I spent some time with a new mom over the weekend. She looked at me and pointedly said, “I just feel like I’m making a million little wrong decisions everyday.” And then I just laughed because my friend, a mom of a few weeks, had succinctly expressed the very essence of motherhood in that one little phrase. What is the right way? Should I have put her to sleep then? Is she napping enough or too much? Maybe I should have put her on solid food earlier. Or later. Or maybe I should be making my baby food. Shoot- her diaper was poopy. How’d I miss that?? DON’T YELL AT YOUR BROTHER!!! (probably shouldn’t have yelled that)
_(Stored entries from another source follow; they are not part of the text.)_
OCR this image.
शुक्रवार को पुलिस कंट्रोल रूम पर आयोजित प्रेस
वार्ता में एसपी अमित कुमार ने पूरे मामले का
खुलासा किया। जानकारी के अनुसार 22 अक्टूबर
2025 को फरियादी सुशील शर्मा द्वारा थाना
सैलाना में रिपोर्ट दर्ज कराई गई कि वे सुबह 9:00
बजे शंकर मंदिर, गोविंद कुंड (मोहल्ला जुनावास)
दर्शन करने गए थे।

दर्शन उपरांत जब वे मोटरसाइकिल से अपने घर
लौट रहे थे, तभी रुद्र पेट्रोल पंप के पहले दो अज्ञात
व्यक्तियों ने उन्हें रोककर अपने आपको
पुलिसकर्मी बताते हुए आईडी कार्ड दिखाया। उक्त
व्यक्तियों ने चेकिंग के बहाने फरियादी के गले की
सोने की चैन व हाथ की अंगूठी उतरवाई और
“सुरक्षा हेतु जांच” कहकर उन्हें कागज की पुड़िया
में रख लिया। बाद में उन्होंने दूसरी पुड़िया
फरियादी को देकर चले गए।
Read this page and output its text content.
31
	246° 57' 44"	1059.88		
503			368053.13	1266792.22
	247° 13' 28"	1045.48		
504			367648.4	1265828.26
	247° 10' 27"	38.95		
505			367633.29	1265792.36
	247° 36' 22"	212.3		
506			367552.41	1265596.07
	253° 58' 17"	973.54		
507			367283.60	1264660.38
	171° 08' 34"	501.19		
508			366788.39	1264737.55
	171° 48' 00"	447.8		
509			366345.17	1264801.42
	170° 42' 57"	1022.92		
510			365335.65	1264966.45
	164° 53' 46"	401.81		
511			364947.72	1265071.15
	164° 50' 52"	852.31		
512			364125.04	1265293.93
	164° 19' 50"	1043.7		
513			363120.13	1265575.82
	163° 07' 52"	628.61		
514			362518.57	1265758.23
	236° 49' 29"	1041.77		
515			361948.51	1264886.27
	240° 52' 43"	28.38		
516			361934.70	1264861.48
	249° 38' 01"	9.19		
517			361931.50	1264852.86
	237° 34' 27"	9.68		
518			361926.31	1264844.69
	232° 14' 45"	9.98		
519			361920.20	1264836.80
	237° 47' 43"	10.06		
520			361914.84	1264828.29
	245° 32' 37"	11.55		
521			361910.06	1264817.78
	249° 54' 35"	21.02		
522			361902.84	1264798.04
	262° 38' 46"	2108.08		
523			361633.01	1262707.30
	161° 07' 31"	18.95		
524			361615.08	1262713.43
All these little decisions come back to haunt us as we lay in bed for the night, waiting to be woken up by the little people we surely failed during the daylight hours. Our worries start with the most basic of “keeping aliveness” and then segue into the emotional work of parenting. Oh woe to us, in the information age, where we can google amber teething necklaces or find a study based out of Botswana to support why we’re supposed to be baby wearing or using lye soap. I mean, if the cave men did it, it’s good enough for me! And dammit, why can’t you share?! But what lies at the heart of our struggle?
This quote is nestled in a friend’s kitchen and I’ve always loved it. It’s alarming to realize how similar a toddler resisting a parent’s instruction looks like me resisting God’s instruction. Do I run and hide? Scream? Ignore and go about my day without making eye contact? All the while God chases us, just like we would pursue our own children. Are we willing to give our children grace? Are we willing to give ourselves grace? Consider this quote by Edward Welch:
“People are our cherished idols. We worship them, hoping they will take care of us, hoping they will give us what we feel we need. What we really need are biblical shapes and identities for other people. Then, instead of needing people to fill our desires, we can love people for the sake of God’s glory and fulfill the purpose for which we were created.”
After all, isn’t the chief end of man to glorify God? On the regular I twist that to try to use my children to bring me glory. Their sin sends me into a guilt spiral. This week let’s all revel in the freedom Christ offers. To parent for his glory, doing our best job, not for us but for Him.